Swagger flew to Washington a few days later. It was a wretched flight through lightning and cloud, not smooth, and as usual, his mind would not settle down. He tried to nap, couldn’t, got up and went to the bathroom, earning displeasure from the flight attendant because the seat-belts sign was lit.
He returned, sat back, glad he had gotten an aisle seat, and tried once again to relax, tried again not to look at his watch or disturb the person next to him, Lee Harvey Oswald.
Of course not. Just a slumbering American male, teacher, salesman, lawyer, father, uncle, brother, what have you. Mr. Ordinary.

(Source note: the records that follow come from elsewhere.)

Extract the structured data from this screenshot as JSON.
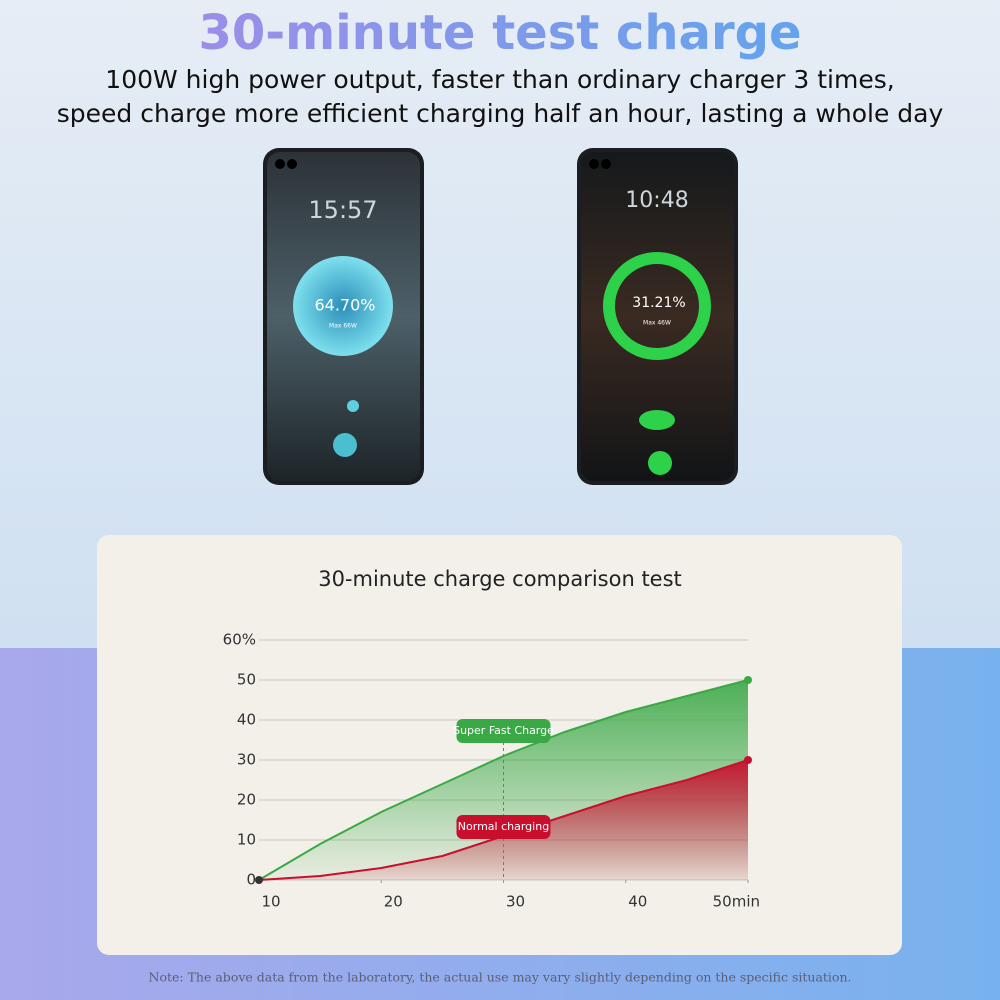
{
  "header": {
    "title": "30-minute test charge",
    "subtitle": [
      "100W high power output, faster than ordinary charger 3 times,",
      "speed charge more efficient charging half an hour, lasting a whole day"
    ]
  },
  "phones": [
    {
      "time": "15:57",
      "percent": "64.70%",
      "max": "Max 66W"
    },
    {
      "time": "10:48",
      "percent": "31.21%",
      "max": "Max 46W"
    }
  ],
  "chart_data": {
    "type": "area",
    "title": "30-minute charge comparison test",
    "x": [
      10,
      15,
      20,
      25,
      30,
      35,
      40,
      45,
      50
    ],
    "series": [
      {
        "name": "Super Fast Charge",
        "color": "#3aa845",
        "values": [
          0,
          9,
          17,
          24,
          31,
          37,
          42,
          46,
          50
        ]
      },
      {
        "name": "Normal charging",
        "color": "#c8102e",
        "values": [
          0,
          1,
          3,
          6,
          11,
          16,
          21,
          25,
          30
        ]
      }
    ],
    "xlim": [
      10,
      50
    ],
    "xticks": [
      10,
      20,
      30,
      40,
      {
        "value": 50,
        "label": "50min"
      }
    ],
    "ylim": [
      0,
      60
    ],
    "yticks": [
      0,
      10,
      20,
      30,
      40,
      50,
      {
        "value": 60,
        "label": "60%"
      }
    ],
    "grid": true,
    "marker_x": 30
  },
  "note": "Note: The above data from the laboratory, the actual use may vary slightly depending on the specific situation."
}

Sleeping through it all.
But his hair was slightly disheveled, maybe that was it, like Oswald’s, and the next thing Swagger knew, he was back on the run with Ozzie Rabbit, who, despite the fact that he is the object of a city-wide manhunt and has only a limited amount of time to escape, has risked everything to return to the one place the police will expect him at any second to retrieve his revolver.
Why didn’t he have it with him in the first place?
A gun makes a man comfortable. Swagger remembered his own recent adventures with the .38 Super in Dallas and Comrade Ixovich’s GSh-18 in Moscow. Not using them, having them. The weight, the reminding pull on the waistline, the density, the pressure of the hard metal against the flesh. If you knew someone was going to try to kill you, that pressure was what let you operate. You were armed. You could fight. It was the enabler of all those who, for whatever reason, knew they would travel in violence’s way.